Aus der Noth eine Jugend machen, wie es beim Baröckdichter Andreas Grüffelius heißt! Während das Kammeroperfest der Staatsoper (trotz interessantem Programm) immer was unverhohlt Nothnageliges hatte, lässt man sich heuer bei der Vertretung der durch China tourenden Staatskapelle nicht lumpen: Fast drei Wochen lang sind Barocktage an der Staatsoper Unter den Linden. Les Musiciens de Louvre kommen und die Akademie für Alte Musik, Simon Rattle, Jordi Savall und Alexandre Tharaud, Christophe Rousset und Dorothee Oberlinger und viele mehr. Zum Start aber wird der Lindenopa erstmal altmusikalisch verjüngt zur Freiburger Barockoper, denn das Consort des gleichnamigen Orchesters spielt bei der choreografierten Oper L’Orfeo des bekannten Künstlerpaars Sasha Waltz/Claudio Monteverdi.

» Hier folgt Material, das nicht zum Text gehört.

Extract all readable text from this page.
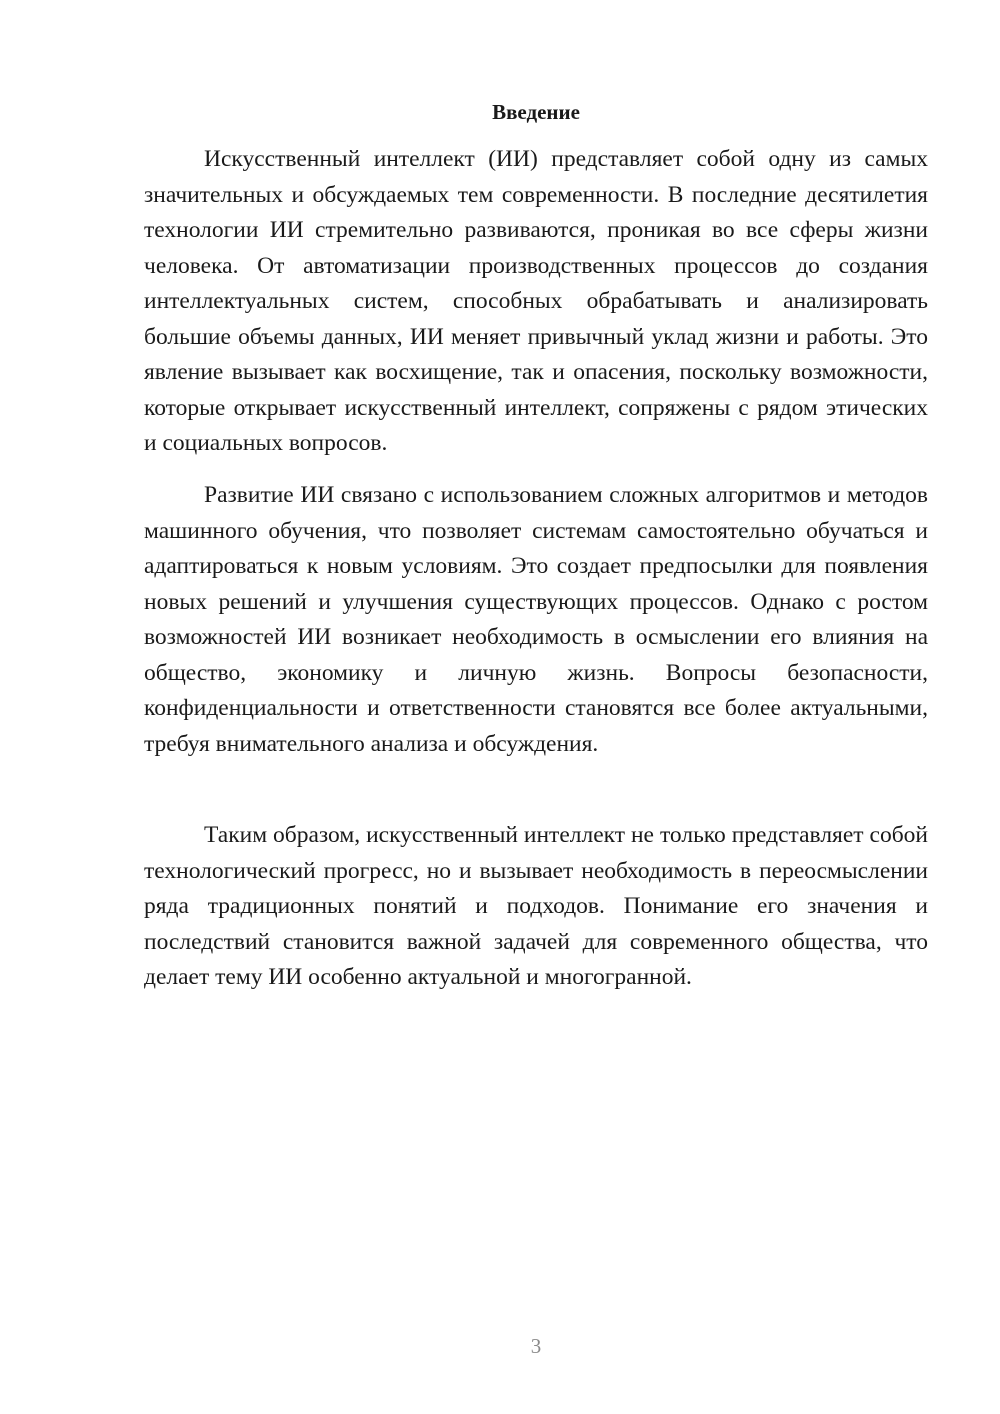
Введение

Искусственный интеллект (ИИ) представляет собой одну из самых значительных и обсуждаемых тем современности. В последние десятилетия технологии ИИ стремительно развиваются, проникая во все сферы жизни человека. От автоматизации производственных процессов до создания интеллектуальных систем, способных обрабатывать и анализировать большие объемы данных, ИИ меняет привычный уклад жизни и работы. Это явление вызывает как восхищение, так и опасения, поскольку возможности, которые открывает искусственный интеллект, сопряжены с рядом этических и социальных вопросов.

Развитие ИИ связано с использованием сложных алгоритмов и методов машинного обучения, что позволяет системам самостоятельно обучаться и адаптироваться к новым условиям. Это создает предпосылки для появления новых решений и улучшения существующих процессов. Однако с ростом возможностей ИИ возникает необходимость в осмыслении его влияния на общество, экономику и личную жизнь. Вопросы безопасности, конфиденциальности и ответственности становятся все более актуальными, требуя внимательного анализа и обсуждения.

Таким образом, искусственный интеллект не только представляет собой технологический прогресс, но и вызывает необходимость в переосмыслении ряда традиционных понятий и подходов. Понимание его значения и последствий становится важной задачей для современного общества, что делает тему ИИ особенно актуальной и многогранной.

3
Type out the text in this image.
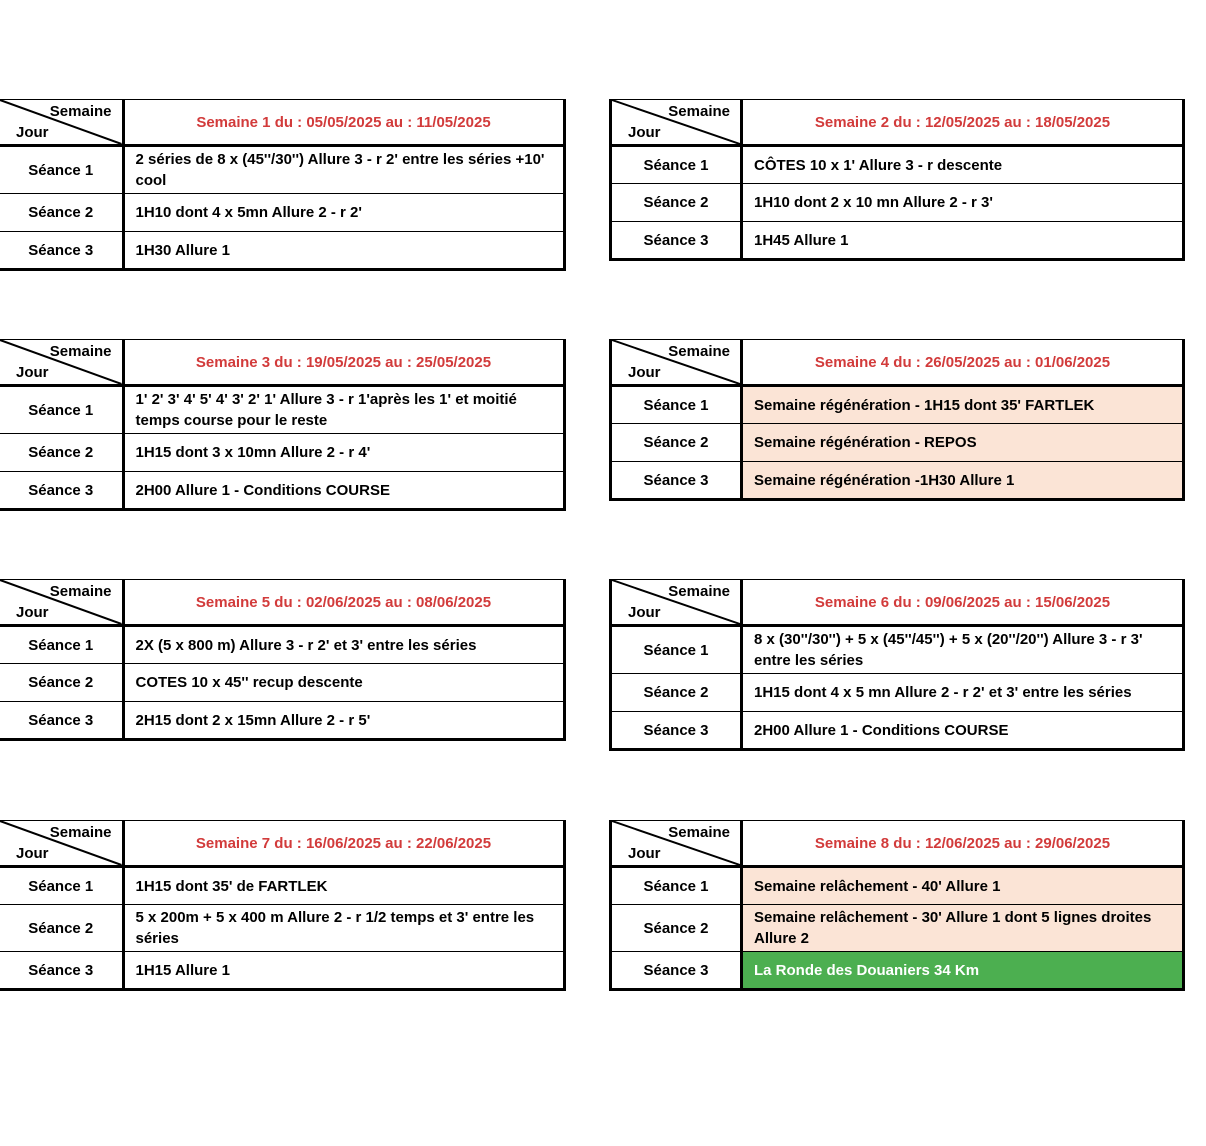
Semaine
Jour	Semaine 1 du : 05/05/2025 au : 11/05/2025
Séance 1	2 séries de 8 x (45''/30'') Allure 3 - r 2' entre les séries +10' cool
Séance 2	1H10 dont 4 x 5mn Allure 2 - r 2'
Séance 3	1H30 Allure 1
Semaine
Jour	Semaine 2 du : 12/05/2025 au : 18/05/2025
Séance 1	CÔTES 10 x 1' Allure 3 - r descente
Séance 2	1H10 dont 2 x 10 mn Allure 2 - r 3'
Séance 3	1H45 Allure 1
Semaine
Jour	Semaine 3 du : 19/05/2025 au : 25/05/2025
Séance 1	1' 2' 3' 4' 5' 4' 3' 2' 1' Allure 3 - r 1'après les 1' et moitié temps course pour le reste
Séance 2	1H15 dont 3 x 10mn Allure 2 - r 4'
Séance 3	2H00 Allure 1 - Conditions COURSE
Semaine
Jour	Semaine 4 du : 26/05/2025 au : 01/06/2025
Séance 1	Semaine régénération - 1H15 dont 35' FARTLEK
Séance 2	Semaine régénération - REPOS
Séance 3	Semaine régénération -1H30 Allure 1
Semaine
Jour	Semaine 5 du : 02/06/2025 au : 08/06/2025
Séance 1	2X (5 x 800 m) Allure 3 - r 2' et 3' entre les séries
Séance 2	COTES 10 x 45'' recup descente
Séance 3	2H15 dont 2 x 15mn Allure 2 - r 5'
Semaine
Jour	Semaine 6 du : 09/06/2025 au : 15/06/2025
Séance 1	8 x (30''/30'') + 5 x (45''/45'') + 5 x (20''/20'') Allure 3 - r 3' entre les séries
Séance 2	1H15 dont 4 x 5 mn Allure 2 - r 2' et 3' entre les séries
Séance 3	2H00 Allure 1 - Conditions COURSE
Semaine
Jour	Semaine 7 du : 16/06/2025 au : 22/06/2025
Séance 1	1H15 dont 35' de FARTLEK
Séance 2	5 x 200m + 5 x 400 m Allure 2 - r 1/2 temps et 3' entre les séries
Séance 3	1H15 Allure 1
Semaine
Jour	Semaine 8 du : 12/06/2025 au : 29/06/2025
Séance 1	Semaine relâchement - 40' Allure 1
Séance 2	Semaine relâchement - 30' Allure 1 dont 5 lignes droites Allure 2
Séance 3	La Ronde des Douaniers 34 Km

Oder doch Monteverdi/Waltz? Denn die Zug- und Strahlkraft dieser ersten (erhaltenen) Oper der Musikgeschichte haut auch nach über 400 Jahren noch um. Das Freiburger BarockConsort sitzt nicht im Kapellgraben, sondern in zwei Grüppchen auf der Bühne, links das Leben (u.a. Flöte, Streicher) und rechts der Tod (Zinken, Posaunen, Orgel/Regal). Gut dass das Ensemble oben ist, damit ordentlich was ankommt vom historischen Instrumentarium im weiten Ovalrund der Staatsoper. Jedes verlorene Nanodezibel ist nämlich ein Pfundsjammer angeohrs des Consort-Niveaus. Dass man die Besetzung hier vielleicht doch etwas aufblasen könnte (ist ja kubikmetermäßig nicht die herzögliche Klitsche von Mantua), das ist der einzige Einwand. Die Spielfreude ist immens und jedes Klanggemisch pretios. Man höre nur im vierten Akt diesen Trauerklang, den feinste Abmischung zum Schweben bringt.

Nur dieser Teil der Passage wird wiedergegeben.